Generative artificial intelligence (AI) models are increasingly utilized for medical applications. We tested whether such models are prone to human-like cognitive biases when offering medical recommendations. We explored the performance of OpenAI generative pretrained transformer (GPT)-4 and Google Gemini-1.0-Pro with clinical cases that involved 10 cognitive biases and system prompts that created synthetic clinician respondents. Medical recommendations from generative AI were compared with strict axioms of rationality and prior results from clinicians. We found that significant discrepancies were apparent for most biases. For example, surgery was recommended more frequently for lung cancer when framed in survival rather than mortality statistics (framing effect: 75% vs. 12%; P<0.001). Similarly, pulmonary embolism was more likely to be listed in the differential diagnoses if the opening sentence mentioned hemoptysis rather than chronic obstructive pulmonary disease (primacy effect: 100% vs. 26%; P<0.001). In addition, the same emergency department treatment was more likely to be rated as inappropriate if the patient subsequently died rather than recovered (hindsight bias: 85% vs. 0%; P<0.001). One exception was base-rate neglect that showed no bias when interpreting a positive viral screening test (correction for false positives: 94% vs. 93%; P=0.431). The extent of these biases varied minimally with the characteristics of synthetic respondents, was generally larger than observed in prior research with practicing clinicians, and differed between generative AI models. We suggest that generative AI models display human-like cognitive biases and that the magnitude of bias can be larger than observed in practicing clinicians.

Here are some thoughts:

The research explores how AI systems, trained on human-generated data, often replicate cognitive biases such as confirmation bias, representation bias, and anchoring bias. These biases arise from flawed data, algorithmic design, and human interactions, resulting in inequitable outcomes in areas like recruitment, criminal justice, and healthcare. To address these challenges, the authors propose several strategies, including ensuring diverse and inclusive datasets, enhancing algorithmic transparency, fostering interdisciplinary collaboration among ethicists, developers, and legislators, and establishing regulatory frameworks that prioritize fairness, accountability, and privacy. They emphasize that while biases in AI reflect human cognitive tendencies, they have the potential to exacerbate societal inequalities if left unchecked. A holistic approach combining technological solutions with ethical and regulatory oversight is necessary to create AI systems that are equitable and socially beneficial.

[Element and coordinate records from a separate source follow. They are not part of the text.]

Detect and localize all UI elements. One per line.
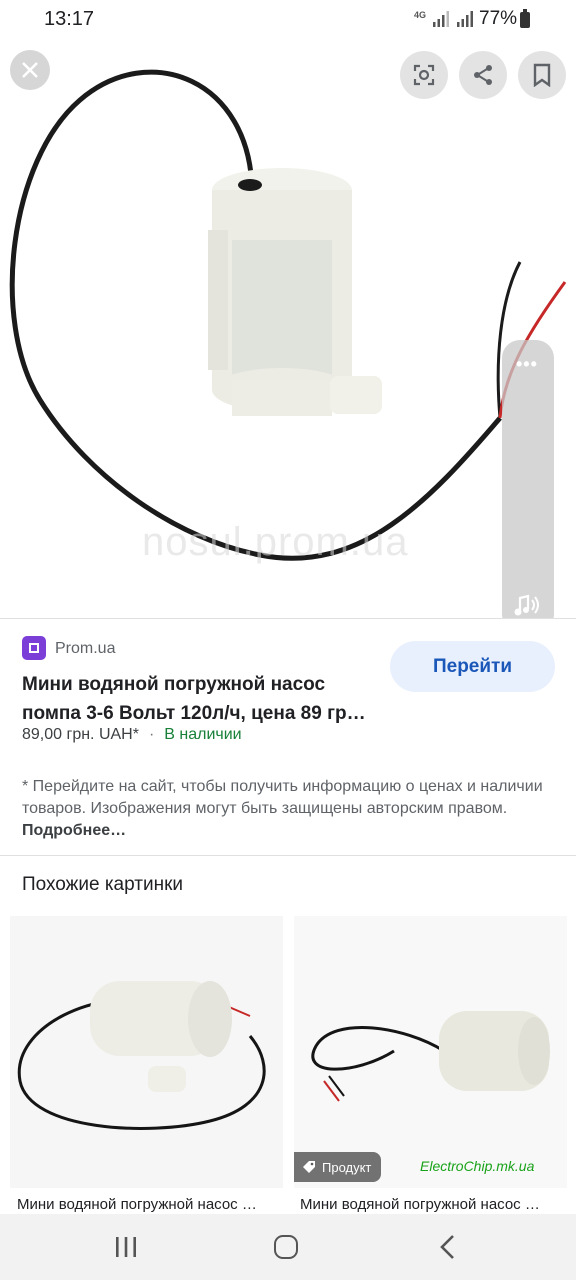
edge-panel-handle[interactable]: ••• xyxy=(502,340,554,618)
tag-icon xyxy=(303,1161,315,1173)
brand-watermark: ElectroChip.mk.ua xyxy=(420,1158,535,1174)
price-row: 89,00 грн. UAH* · В наличии xyxy=(22,726,242,744)
lens-button[interactable] xyxy=(400,51,448,99)
result-title[interactable]: Мини водяной погружной насос помпа 3-6 В… xyxy=(22,670,382,728)
disclaimer: * Перейдите на сайт, чтобы получить инфо… xyxy=(22,776,552,842)
status-bar: 13:17 4G 77% xyxy=(0,0,576,40)
close-icon xyxy=(22,62,38,78)
pump-thumbnail xyxy=(10,916,283,1188)
share-icon xyxy=(474,65,492,85)
home-icon[interactable] xyxy=(274,1235,298,1259)
status-time: 13:17 xyxy=(44,8,95,30)
price: 89,00 грн. UAH* xyxy=(22,726,139,743)
close-button[interactable] xyxy=(10,50,50,90)
similar-title[interactable]: Мини водяной погружной насос … xyxy=(17,1196,277,1213)
product-chip-label: Продукт xyxy=(322,1159,372,1175)
battery-percent: 77% xyxy=(479,8,518,29)
similar-image[interactable]: Продукт ElectroChip.mk.ua xyxy=(294,916,567,1188)
separator: · xyxy=(148,726,155,743)
bookmark-icon xyxy=(533,63,551,87)
more-link[interactable]: Подробнее… xyxy=(22,822,126,839)
share-button[interactable] xyxy=(459,51,507,99)
recents-icon[interactable] xyxy=(114,1235,138,1259)
similar-image[interactable] xyxy=(10,916,283,1188)
sound-icon xyxy=(514,594,539,616)
site-name[interactable]: Prom.ua xyxy=(55,640,115,658)
similar-title[interactable]: Мини водяной погружной насос … xyxy=(300,1196,562,1213)
product-chip: Продукт xyxy=(294,1152,382,1182)
battery-icon xyxy=(520,9,530,28)
signal-icon xyxy=(433,11,449,27)
availability: В наличии xyxy=(164,726,242,743)
image-watermark: nosul.prom.ua xyxy=(142,520,409,564)
disclaimer-text: * Перейдите на сайт, чтобы получить инфо… xyxy=(22,778,543,817)
signal-icon-2 xyxy=(457,11,473,27)
save-button[interactable] xyxy=(518,51,566,99)
visit-button[interactable]: Перейти xyxy=(390,641,555,692)
image-preview[interactable]: nosul.prom.ua ••• xyxy=(0,40,576,618)
back-icon[interactable] xyxy=(438,1234,458,1260)
network-type: 4G xyxy=(414,10,427,20)
navigation-bar xyxy=(0,1214,576,1280)
lens-icon xyxy=(413,64,435,86)
divider xyxy=(0,618,576,619)
similar-heading: Похожие картинки xyxy=(22,874,183,895)
divider xyxy=(0,855,576,856)
more-dots-icon: ••• xyxy=(516,354,538,374)
pump-thumbnail xyxy=(294,916,567,1188)
site-logo-icon xyxy=(22,636,46,660)
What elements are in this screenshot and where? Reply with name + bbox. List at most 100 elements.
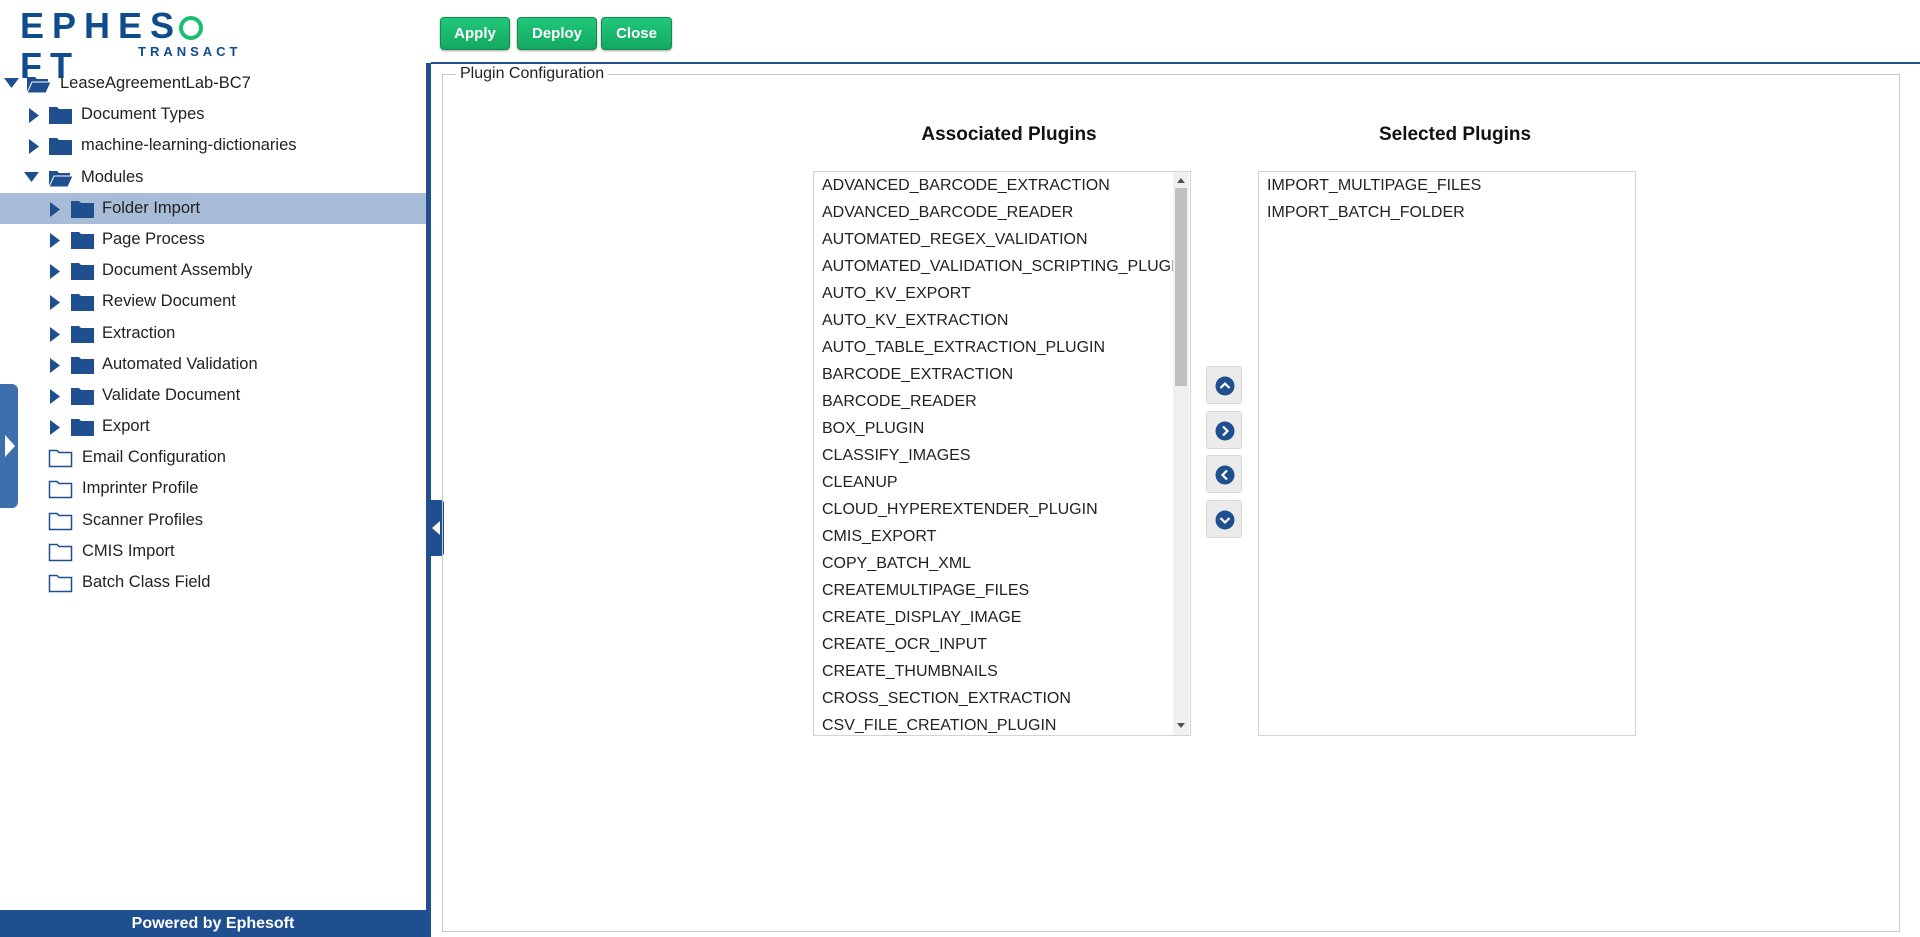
plugin-list-item[interactable]: AUTOMATED_REGEX_VALIDATION (814, 226, 1190, 253)
folder-icon (70, 261, 96, 281)
move-right-button[interactable] (1206, 411, 1242, 449)
tree-item-automated-validation[interactable]: Automated Validation (0, 349, 426, 380)
tree-item-label: Scanner Profiles (82, 510, 204, 529)
plugin-list-item[interactable]: CSV_FILE_CREATION_PLUGIN (814, 712, 1190, 735)
plugin-list-item[interactable]: CLASSIFY_IMAGES (814, 442, 1190, 469)
caret-right-icon (5, 435, 15, 457)
powered-by-footer: Powered by Ephesoft (0, 910, 426, 937)
collapsed-triangle-icon[interactable] (49, 349, 65, 380)
collapsed-triangle-icon[interactable] (49, 286, 65, 317)
tree-item-machine-learning-dictionaries[interactable]: machine-learning-dictionaries (0, 130, 426, 161)
plugin-list-item[interactable]: CREATE_DISPLAY_IMAGE (814, 604, 1190, 631)
collapsed-triangle-icon[interactable] (49, 193, 65, 224)
tree-item-label: Batch Class Field (82, 573, 211, 591)
plugin-list-item[interactable]: BOX_PLUGIN (814, 415, 1190, 442)
tree-root[interactable]: LeaseAgreementLab-BC7 (0, 68, 426, 99)
folder-open-icon (26, 74, 52, 94)
folder-outline-icon (48, 448, 74, 468)
plugin-list-item[interactable]: COPY_BATCH_XML (814, 550, 1190, 577)
selected-plugins-list[interactable]: IMPORT_MULTIPAGE_FILES IMPORT_BATCH_FOLDE… (1258, 171, 1636, 736)
expand-panel-tab[interactable] (0, 384, 18, 508)
tree-item-document-types[interactable]: Document Types (0, 99, 426, 130)
tree-item-export[interactable]: Export (0, 411, 426, 442)
folder-icon (48, 136, 74, 156)
scroll-up-arrow-icon[interactable] (1177, 178, 1185, 183)
apply-button[interactable]: Apply (440, 17, 510, 50)
close-button[interactable]: Close (601, 17, 672, 50)
collapsed-triangle-icon[interactable] (49, 380, 65, 411)
expanded-triangle-icon[interactable] (4, 68, 20, 99)
plugin-list-item[interactable]: CMIS_EXPORT (814, 523, 1190, 550)
plugin-list-item[interactable]: AUTOMATED_VALIDATION_SCRIPTING_PLUGIN (814, 253, 1190, 280)
plugin-list-item[interactable]: BARCODE_READER (814, 388, 1190, 415)
tree-item-document-assembly[interactable]: Document Assembly (0, 255, 426, 286)
folder-outline-icon (48, 542, 74, 562)
folder-icon (70, 230, 96, 250)
batch-class-tree: LeaseAgreementLab-BC7 Document Types mac… (0, 68, 426, 598)
folder-icon (70, 386, 96, 406)
chevron-up-icon (1215, 376, 1235, 396)
move-left-button[interactable] (1206, 455, 1242, 493)
plugin-list-item[interactable]: CREATE_THUMBNAILS (814, 658, 1190, 685)
chevron-right-icon (1215, 421, 1235, 441)
plugin-list-item[interactable]: AUTO_KV_EXTRACTION (814, 307, 1190, 334)
tree-item-cmis-import[interactable]: CMIS Import (0, 536, 426, 567)
collapsed-triangle-icon[interactable] (28, 99, 44, 130)
folder-icon (70, 292, 96, 312)
plugin-list-item[interactable]: CLOUD_HYPEREXTENDER_PLUGIN (814, 496, 1190, 523)
tree-item-label: Folder Import (102, 198, 201, 217)
plugin-list-item[interactable]: CREATE_OCR_INPUT (814, 631, 1190, 658)
scroll-down-arrow-icon[interactable] (1177, 723, 1185, 728)
folder-icon (70, 355, 96, 375)
plugin-list-item[interactable]: ADVANCED_BARCODE_EXTRACTION (814, 172, 1190, 199)
tree-item-label: Export (102, 417, 150, 436)
tree-item-label: Extraction (102, 323, 176, 342)
tree-item-batch-class-field[interactable]: Batch Class Field (0, 567, 426, 598)
scroll-thumb[interactable] (1175, 188, 1187, 386)
tree-item-extraction[interactable]: Extraction (0, 318, 426, 349)
expanded-triangle-icon[interactable] (24, 162, 40, 193)
plugin-list-item[interactable]: ADVANCED_BARCODE_READER (814, 199, 1190, 226)
collapsed-triangle-icon[interactable] (49, 255, 65, 286)
selected-plugins-title: Selected Plugins (1378, 124, 1532, 145)
tree-item-label: Modules (81, 167, 144, 186)
caret-left-icon (432, 521, 440, 535)
tree-item-label: Review Document (102, 292, 236, 311)
associated-list-scrollbar[interactable] (1173, 172, 1189, 735)
move-down-button[interactable] (1206, 500, 1242, 538)
move-up-button[interactable] (1206, 366, 1242, 404)
collapsed-triangle-icon[interactable] (49, 411, 65, 442)
plugin-list-item[interactable]: AUTO_TABLE_EXTRACTION_PLUGIN (814, 334, 1190, 361)
folder-icon (70, 199, 96, 219)
plugin-list-item[interactable]: AUTO_KV_EXPORT (814, 280, 1190, 307)
tree-item-modules[interactable]: Modules (0, 162, 426, 193)
folder-outline-icon (48, 511, 74, 531)
collapsed-triangle-icon[interactable] (49, 318, 65, 349)
tree-item-page-process[interactable]: Page Process (0, 224, 426, 255)
plugin-configuration-legend: Plugin Configuration (456, 64, 609, 84)
associated-plugins-title: Associated Plugins (921, 124, 1097, 145)
collapsed-triangle-icon[interactable] (49, 224, 65, 255)
deploy-button[interactable]: Deploy (517, 17, 597, 50)
tree-item-label: Document Types (81, 105, 205, 124)
plugin-list-item[interactable]: BARCODE_EXTRACTION (814, 361, 1190, 388)
associated-plugins-list[interactable]: ADVANCED_BARCODE_EXTRACTION ADVANCED_BARC… (813, 171, 1191, 736)
tree-item-folder-import[interactable]: Folder Import (0, 192, 426, 224)
left-panel: EPHES FT TRANSACT LeaseAgreementLab-BC7 … (0, 0, 426, 937)
tree-item-scanner-profiles[interactable]: Scanner Profiles (0, 505, 426, 536)
tree-item-email-configuration[interactable]: Email Configuration (0, 442, 426, 473)
logo-subtitle: TRANSACT (138, 44, 242, 59)
plugin-list-item[interactable]: CLEANUP (814, 469, 1190, 496)
plugin-list-item[interactable]: CREATEMULTIPAGE_FILES (814, 577, 1190, 604)
tree-item-imprinter-profile[interactable]: Imprinter Profile (0, 473, 426, 504)
tree-item-label: Document Assembly (102, 261, 253, 280)
plugin-list-item[interactable]: CROSS_SECTION_EXTRACTION (814, 685, 1190, 712)
collapsed-triangle-icon[interactable] (28, 130, 44, 161)
plugin-list-item[interactable]: IMPORT_MULTIPAGE_FILES (1259, 172, 1635, 199)
folder-icon (70, 324, 96, 344)
tree-item-review-document[interactable]: Review Document (0, 286, 426, 317)
tree-item-validate-document[interactable]: Validate Document (0, 380, 426, 411)
tree-item-label: machine-learning-dictionaries (81, 136, 297, 155)
plugin-list-item[interactable]: IMPORT_BATCH_FOLDER (1259, 199, 1635, 226)
logo-o-icon (179, 16, 203, 40)
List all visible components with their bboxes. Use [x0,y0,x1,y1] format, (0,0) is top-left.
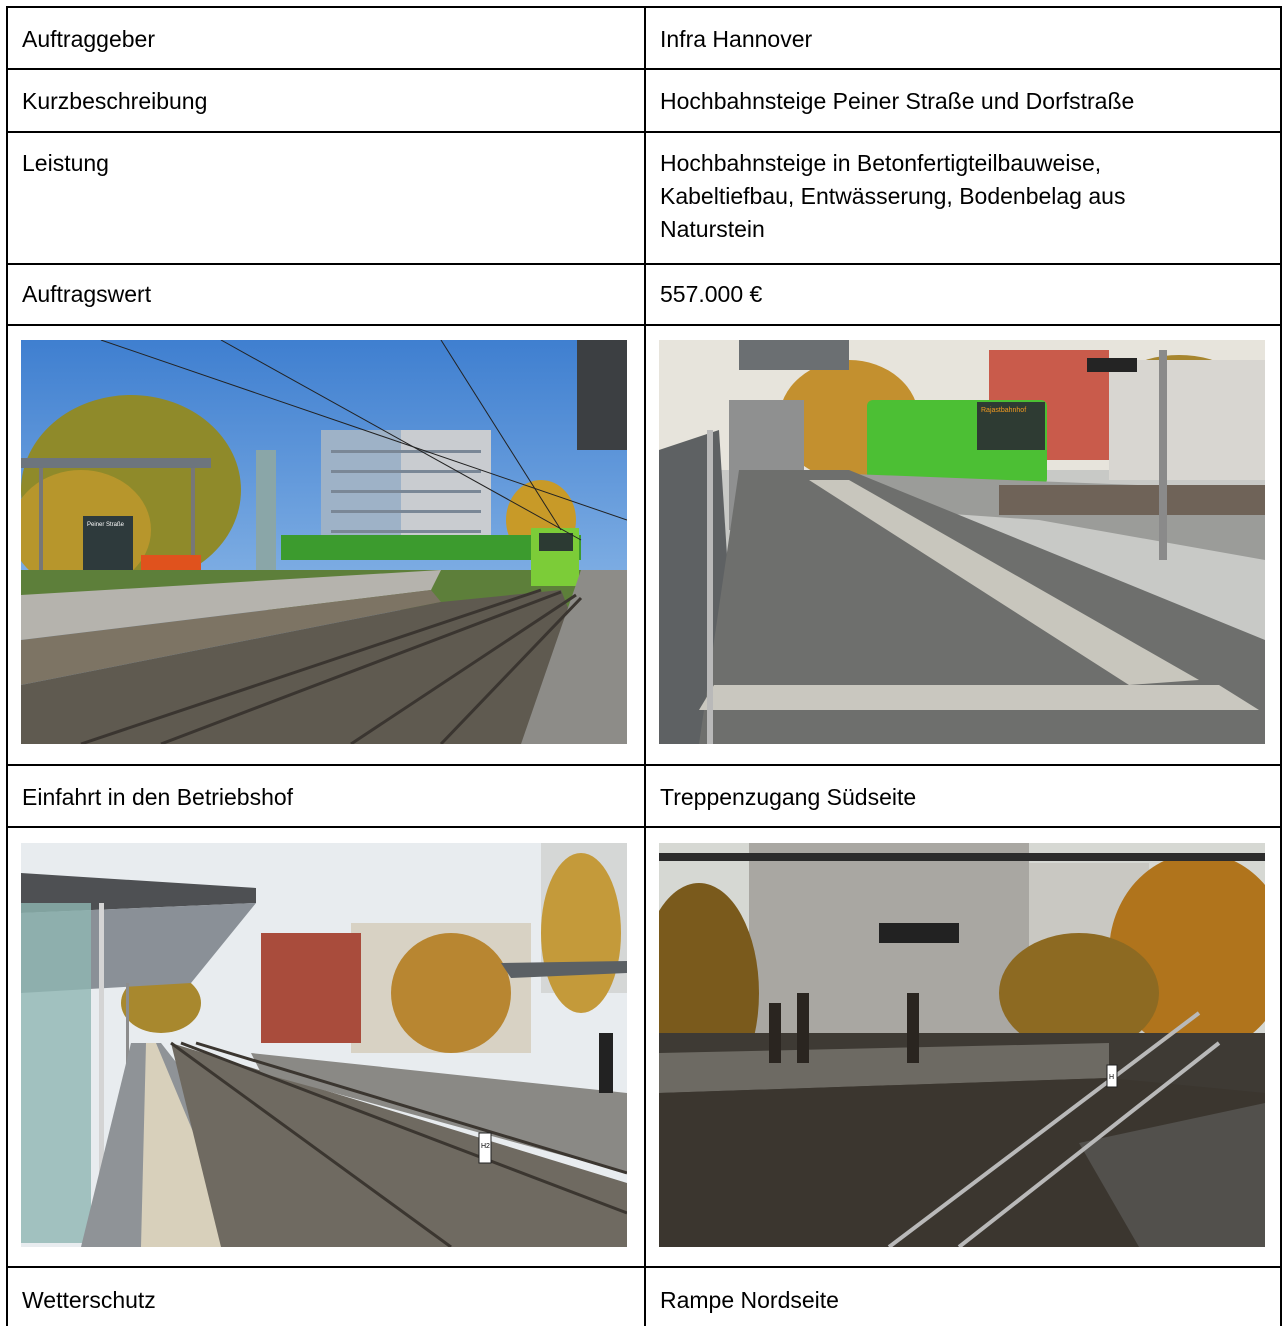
svg-text:Peiner Straße: Peiner Straße [87,522,125,528]
label-auftragswert: Auftragswert [22,281,152,307]
photo-einfahrt-betriebshof: Peiner Straße [21,340,627,744]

This topic connects deeply to ethics, values, and psychology. Ethically, the replication of biases in AI challenges principles of fairness, justice, and equity, highlighting the need for responsible innovation that aligns AI systems with societal values to avoid perpetuating systemic discrimination. Psychologically, the biases in AI reflect human cognitive shortcuts, such as heuristics, which, while useful for individual decision-making, can lead to harmful outcomes when embedded into AI systems. By leveraging insights from psychology to identify and mitigate these biases, and grounding AI development in ethical principles, society can create technology that is both advanced and aligned with humanistic values.